One who has experienced the joy of a pack trip to the higher mountain ranges knows what enchanting vistas are unfolded to the view. The grass, the flowers, the trees, the stars that one has known are there; but their loveliness is transmuted into a whole new world of beauty and majesty. There is a stillness in the higher ranges which is something more than absence of the noise and bustle of the world below. The quietude that waits on God is there.
A parallel may be drawn in the experience of one who has been healed in Christian Science of some bodily ill and goes on to unfold those qualities of Spirit, whose dawn in consciousness brought about the physical resuscitation. One's thought is illumined and one's experience is harmonized by the change in viewpoint through which such healing is accomplished. This harmony often satisfies the human sense, and one basks for a while in the new-found freedom which physical healing brings about.

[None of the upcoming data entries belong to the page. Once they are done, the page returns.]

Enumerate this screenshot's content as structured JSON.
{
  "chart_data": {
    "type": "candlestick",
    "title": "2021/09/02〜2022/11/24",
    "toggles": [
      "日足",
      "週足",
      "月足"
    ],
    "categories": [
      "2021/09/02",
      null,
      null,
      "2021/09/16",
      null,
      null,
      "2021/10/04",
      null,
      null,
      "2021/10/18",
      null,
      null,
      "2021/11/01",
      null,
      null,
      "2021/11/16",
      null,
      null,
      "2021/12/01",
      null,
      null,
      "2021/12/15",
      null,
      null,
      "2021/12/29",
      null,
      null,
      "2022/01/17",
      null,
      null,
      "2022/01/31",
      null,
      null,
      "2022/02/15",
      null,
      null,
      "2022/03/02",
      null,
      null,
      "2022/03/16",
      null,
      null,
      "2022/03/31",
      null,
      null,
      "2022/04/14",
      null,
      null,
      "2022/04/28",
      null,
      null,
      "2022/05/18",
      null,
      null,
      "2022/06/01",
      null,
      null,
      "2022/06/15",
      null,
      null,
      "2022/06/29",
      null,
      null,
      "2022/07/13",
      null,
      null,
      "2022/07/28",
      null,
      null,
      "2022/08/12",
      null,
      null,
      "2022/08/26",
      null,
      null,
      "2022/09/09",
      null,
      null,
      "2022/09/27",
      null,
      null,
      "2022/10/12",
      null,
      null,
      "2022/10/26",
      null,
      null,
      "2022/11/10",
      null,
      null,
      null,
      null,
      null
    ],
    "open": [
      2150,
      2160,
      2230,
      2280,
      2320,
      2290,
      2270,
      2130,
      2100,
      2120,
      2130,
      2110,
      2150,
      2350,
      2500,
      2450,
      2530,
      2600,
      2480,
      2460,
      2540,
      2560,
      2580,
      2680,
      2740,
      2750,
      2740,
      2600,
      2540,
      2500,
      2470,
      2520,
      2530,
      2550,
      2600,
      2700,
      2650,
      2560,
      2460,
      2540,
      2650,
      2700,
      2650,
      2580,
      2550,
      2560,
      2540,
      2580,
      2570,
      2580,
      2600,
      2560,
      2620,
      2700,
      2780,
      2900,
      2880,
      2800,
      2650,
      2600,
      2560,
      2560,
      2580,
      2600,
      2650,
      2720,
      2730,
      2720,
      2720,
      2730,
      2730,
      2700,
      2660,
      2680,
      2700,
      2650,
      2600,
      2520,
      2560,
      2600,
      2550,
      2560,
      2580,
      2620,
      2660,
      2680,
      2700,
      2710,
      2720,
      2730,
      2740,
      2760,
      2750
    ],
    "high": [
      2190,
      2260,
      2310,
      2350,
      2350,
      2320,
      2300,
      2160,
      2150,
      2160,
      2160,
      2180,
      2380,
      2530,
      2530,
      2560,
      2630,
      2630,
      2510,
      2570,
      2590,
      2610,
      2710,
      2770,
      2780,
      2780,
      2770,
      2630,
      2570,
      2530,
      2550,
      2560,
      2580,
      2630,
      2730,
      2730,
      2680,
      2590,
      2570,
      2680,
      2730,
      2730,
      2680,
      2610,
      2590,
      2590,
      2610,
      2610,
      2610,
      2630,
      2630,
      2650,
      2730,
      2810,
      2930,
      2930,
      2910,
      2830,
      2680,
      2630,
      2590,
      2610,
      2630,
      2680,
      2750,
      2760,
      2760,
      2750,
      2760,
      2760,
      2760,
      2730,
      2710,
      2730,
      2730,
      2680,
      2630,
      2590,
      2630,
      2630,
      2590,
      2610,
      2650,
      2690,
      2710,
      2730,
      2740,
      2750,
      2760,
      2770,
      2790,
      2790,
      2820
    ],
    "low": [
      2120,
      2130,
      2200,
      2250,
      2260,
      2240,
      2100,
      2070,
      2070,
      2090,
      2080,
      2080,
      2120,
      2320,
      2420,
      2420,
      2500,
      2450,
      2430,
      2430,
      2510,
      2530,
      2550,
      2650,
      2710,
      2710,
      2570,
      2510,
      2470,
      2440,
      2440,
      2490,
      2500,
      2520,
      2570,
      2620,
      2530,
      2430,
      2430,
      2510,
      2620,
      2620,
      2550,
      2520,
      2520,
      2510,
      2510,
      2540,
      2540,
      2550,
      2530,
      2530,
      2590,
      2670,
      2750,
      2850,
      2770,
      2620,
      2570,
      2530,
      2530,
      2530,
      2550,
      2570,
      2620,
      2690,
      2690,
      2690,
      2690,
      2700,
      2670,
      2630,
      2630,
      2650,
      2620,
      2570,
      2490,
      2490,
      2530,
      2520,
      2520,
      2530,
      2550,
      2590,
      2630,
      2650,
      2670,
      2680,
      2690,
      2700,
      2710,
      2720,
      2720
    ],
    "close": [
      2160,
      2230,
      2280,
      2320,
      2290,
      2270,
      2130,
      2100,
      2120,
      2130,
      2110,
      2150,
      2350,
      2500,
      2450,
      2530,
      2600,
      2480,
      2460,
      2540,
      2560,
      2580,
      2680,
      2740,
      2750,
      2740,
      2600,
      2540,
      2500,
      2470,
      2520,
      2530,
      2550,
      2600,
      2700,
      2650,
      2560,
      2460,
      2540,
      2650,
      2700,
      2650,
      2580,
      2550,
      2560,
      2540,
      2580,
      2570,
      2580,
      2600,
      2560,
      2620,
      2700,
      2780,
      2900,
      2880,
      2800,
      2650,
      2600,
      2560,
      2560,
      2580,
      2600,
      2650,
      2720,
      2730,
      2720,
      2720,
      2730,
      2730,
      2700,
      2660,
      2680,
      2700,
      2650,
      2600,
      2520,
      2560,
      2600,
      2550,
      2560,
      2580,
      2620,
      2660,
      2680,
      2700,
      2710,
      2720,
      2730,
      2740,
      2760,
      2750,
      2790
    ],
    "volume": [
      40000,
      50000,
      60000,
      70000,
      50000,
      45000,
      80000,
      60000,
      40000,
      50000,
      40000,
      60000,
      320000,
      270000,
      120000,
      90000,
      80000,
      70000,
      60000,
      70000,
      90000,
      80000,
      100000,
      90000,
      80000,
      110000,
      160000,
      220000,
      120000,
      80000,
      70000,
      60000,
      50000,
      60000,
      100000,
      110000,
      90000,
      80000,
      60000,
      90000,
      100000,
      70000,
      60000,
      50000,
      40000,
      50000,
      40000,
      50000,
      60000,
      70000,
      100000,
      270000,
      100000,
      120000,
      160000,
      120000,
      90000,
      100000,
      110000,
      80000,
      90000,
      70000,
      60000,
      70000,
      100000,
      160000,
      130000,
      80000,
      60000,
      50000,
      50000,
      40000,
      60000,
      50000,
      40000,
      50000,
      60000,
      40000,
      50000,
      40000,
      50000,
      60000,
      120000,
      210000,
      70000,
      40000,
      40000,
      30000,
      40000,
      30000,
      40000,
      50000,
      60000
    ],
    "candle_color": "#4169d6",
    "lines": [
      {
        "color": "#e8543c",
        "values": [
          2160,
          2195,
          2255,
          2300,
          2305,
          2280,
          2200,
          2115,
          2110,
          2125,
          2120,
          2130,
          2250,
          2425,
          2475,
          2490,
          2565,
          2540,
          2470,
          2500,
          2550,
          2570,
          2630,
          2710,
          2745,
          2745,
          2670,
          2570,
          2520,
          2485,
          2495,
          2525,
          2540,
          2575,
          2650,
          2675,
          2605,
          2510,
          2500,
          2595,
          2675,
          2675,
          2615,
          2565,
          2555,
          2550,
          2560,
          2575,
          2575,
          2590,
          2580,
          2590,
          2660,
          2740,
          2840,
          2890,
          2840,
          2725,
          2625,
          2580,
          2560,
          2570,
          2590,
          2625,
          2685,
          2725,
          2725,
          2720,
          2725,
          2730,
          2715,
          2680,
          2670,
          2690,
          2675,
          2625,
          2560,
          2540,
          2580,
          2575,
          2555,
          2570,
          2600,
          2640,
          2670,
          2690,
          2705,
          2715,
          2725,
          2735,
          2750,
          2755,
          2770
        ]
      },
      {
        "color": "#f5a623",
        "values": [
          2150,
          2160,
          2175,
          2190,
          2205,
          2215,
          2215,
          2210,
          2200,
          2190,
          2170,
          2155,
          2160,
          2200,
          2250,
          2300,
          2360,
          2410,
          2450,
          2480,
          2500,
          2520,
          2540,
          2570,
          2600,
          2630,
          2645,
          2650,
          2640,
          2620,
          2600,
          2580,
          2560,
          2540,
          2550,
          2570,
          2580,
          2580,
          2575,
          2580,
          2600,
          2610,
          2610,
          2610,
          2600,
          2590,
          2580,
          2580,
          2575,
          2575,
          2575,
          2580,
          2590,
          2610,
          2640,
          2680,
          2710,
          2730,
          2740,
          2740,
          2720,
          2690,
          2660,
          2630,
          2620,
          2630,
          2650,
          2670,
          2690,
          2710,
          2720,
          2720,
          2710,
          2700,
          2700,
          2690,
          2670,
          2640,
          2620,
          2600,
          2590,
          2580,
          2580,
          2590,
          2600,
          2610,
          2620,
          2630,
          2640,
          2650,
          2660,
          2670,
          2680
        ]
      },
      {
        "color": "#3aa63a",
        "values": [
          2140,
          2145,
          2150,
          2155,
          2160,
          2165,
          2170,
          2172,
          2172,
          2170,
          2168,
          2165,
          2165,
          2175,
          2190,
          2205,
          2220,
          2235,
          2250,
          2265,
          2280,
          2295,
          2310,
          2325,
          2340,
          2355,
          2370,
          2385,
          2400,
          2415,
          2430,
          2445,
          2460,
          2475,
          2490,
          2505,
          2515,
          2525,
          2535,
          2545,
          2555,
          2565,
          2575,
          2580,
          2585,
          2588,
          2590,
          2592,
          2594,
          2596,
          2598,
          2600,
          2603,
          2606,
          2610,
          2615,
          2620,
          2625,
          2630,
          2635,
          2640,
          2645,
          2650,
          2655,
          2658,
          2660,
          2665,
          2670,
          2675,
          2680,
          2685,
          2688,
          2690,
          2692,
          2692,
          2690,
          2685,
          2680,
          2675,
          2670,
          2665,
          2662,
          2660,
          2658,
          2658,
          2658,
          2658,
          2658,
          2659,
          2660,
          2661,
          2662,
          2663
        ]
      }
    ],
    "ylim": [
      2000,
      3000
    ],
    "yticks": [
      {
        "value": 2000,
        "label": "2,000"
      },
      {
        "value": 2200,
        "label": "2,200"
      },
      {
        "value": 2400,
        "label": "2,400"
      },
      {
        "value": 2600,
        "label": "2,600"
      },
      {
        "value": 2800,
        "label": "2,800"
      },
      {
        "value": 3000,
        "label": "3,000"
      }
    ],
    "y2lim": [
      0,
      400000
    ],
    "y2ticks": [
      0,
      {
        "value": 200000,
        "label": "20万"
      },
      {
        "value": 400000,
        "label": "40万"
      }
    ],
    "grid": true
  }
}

But there comes a time when one is called upon to understand Mary Baker Eddy's meaning in her discussion of the question in "Rudimental Divine Science" (p. 2), "Is healing the sick the whole of Science?" Her answer is precise and unequivocal. It begins with these statements: "Healing physical sickness is the smallest part of Christian Science. It is only the bugle-call to thought and action, in the higher range of infinite goodness. The emphatic purpose of Christian Science is the healing of sin."